O my God, incline thy ear and hear; open Thy eyes and behold our desolations, and the city which is called by Thy Name; for we do not present our supplications before Thee on the ground of our righteousness, but on the ground of Thy great mercy. O Lord, hear; O Lord, forgive; O Lord, give heed and act; delay not, for Thy own sake, O my God, because Thy city and Thy people are called by Thy Name. (Daniel 9:18-19)

And so as the prophet Isaiah prophecies the coming Messiah and the reason for Israel’s exile in Babylon, he writes:

For my name’s sake I defer my anger,
for the sake of my praise I restrain it for you,
that I may not cut you off.
Behold, I have refined you, but not like silver;
I have tried you in the furnace of affliction.
For my own sake, for my own sake, I do it,
for why should my name be profaned?
My glory I will not give to another. (Isaiah 48:9-11)

This very brief survey of Sacred Scripture could be amplified, but it is sufficient to show that our salvation comes as God’s Name is preserved.

Hallowed Be Thy Name

So when we call upon God’s Name at the outset of the Mass, we are not calling upon a mute, lifeless idol, but the God whose historic deeds herald forth His Name. We are calling upon the One whose Name should be “hallowed,” as we pray in the “Our Father.” We are putting ourselves at risk of violating the second commandment, “Thou shalt not take the Lord’s name in vain.” In that moment, we are becoming people of God’s Name, and so are making ourselves liable to divine judgment. But we are also setting ourselves before the possibility of salvation!

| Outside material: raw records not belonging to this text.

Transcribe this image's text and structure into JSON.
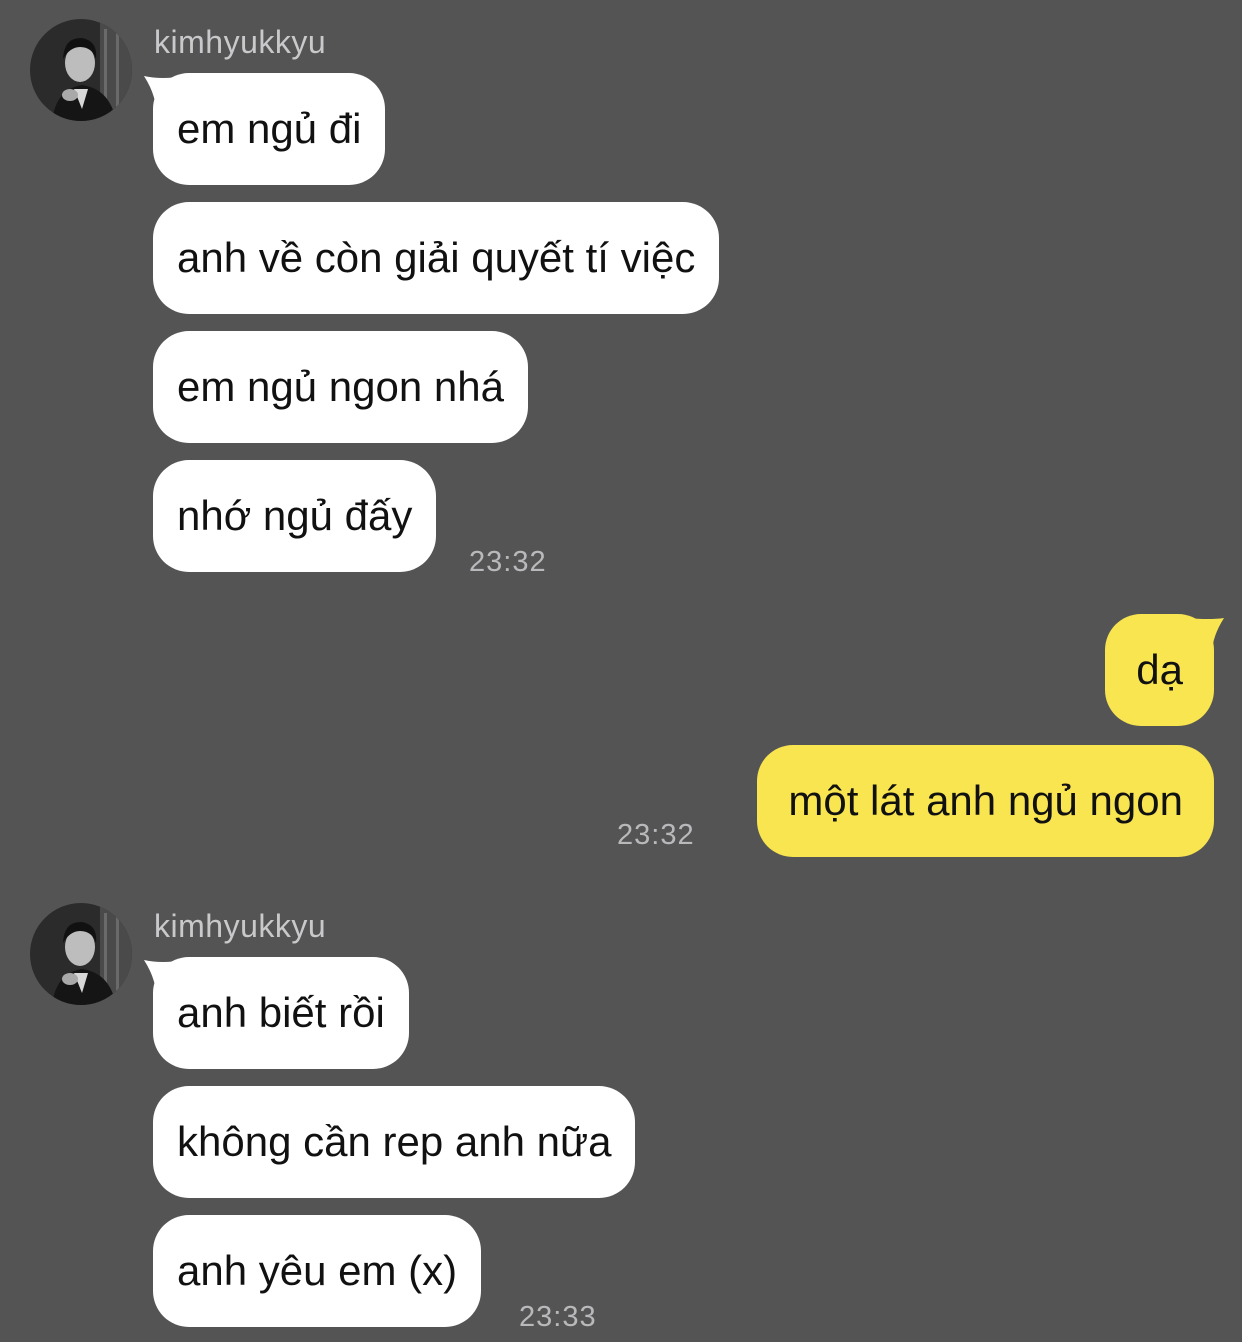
{
  "colors": {
    "background": "#555455",
    "incoming_bubble": "#ffffff",
    "outgoing_bubble": "#f8e54f",
    "sender_name": "#c9c9cb",
    "timestamp": "#b9b9bc"
  },
  "groups": [
    {
      "sender": "kimhyukkyu",
      "avatar_icon": "profile-photo-avatar",
      "messages": [
        "em ngủ đi",
        "anh về còn giải quyết tí việc",
        "em ngủ ngon nhá",
        "nhớ ngủ đấy"
      ],
      "time": "23:32"
    },
    {
      "sender": "me",
      "messages": [
        "dạ",
        "một lát anh ngủ ngon"
      ],
      "time": "23:32"
    },
    {
      "sender": "kimhyukkyu",
      "avatar_icon": "profile-photo-avatar",
      "messages": [
        "anh biết rồi",
        "không cần rep anh nữa",
        "anh yêu em (x)"
      ],
      "time": "23:33"
    }
  ]
}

We must ask ourselves, then, in whose name do we attend Mass—ours or Christ’s, the Name at which every knee shall bow and which every tongue shall confess? Are we there principally for ourselves, for our name? Do we pray the Mass to be seen by others, to make a name for ourselves among the parish, to feel good about ourselves? To check off an obligation like a household chore?

Or are we there out of a genuine desire to see God’s Name be hallowed? Do we see it as our duty to praise of the Name of the Lord for the salvation of our family, friends, neighbors, and humankind? Do we recognize that our salvation consists in the preservation of God’s Name? When we call upon God’s Name at Mass, are we hallowing it or hollowing it?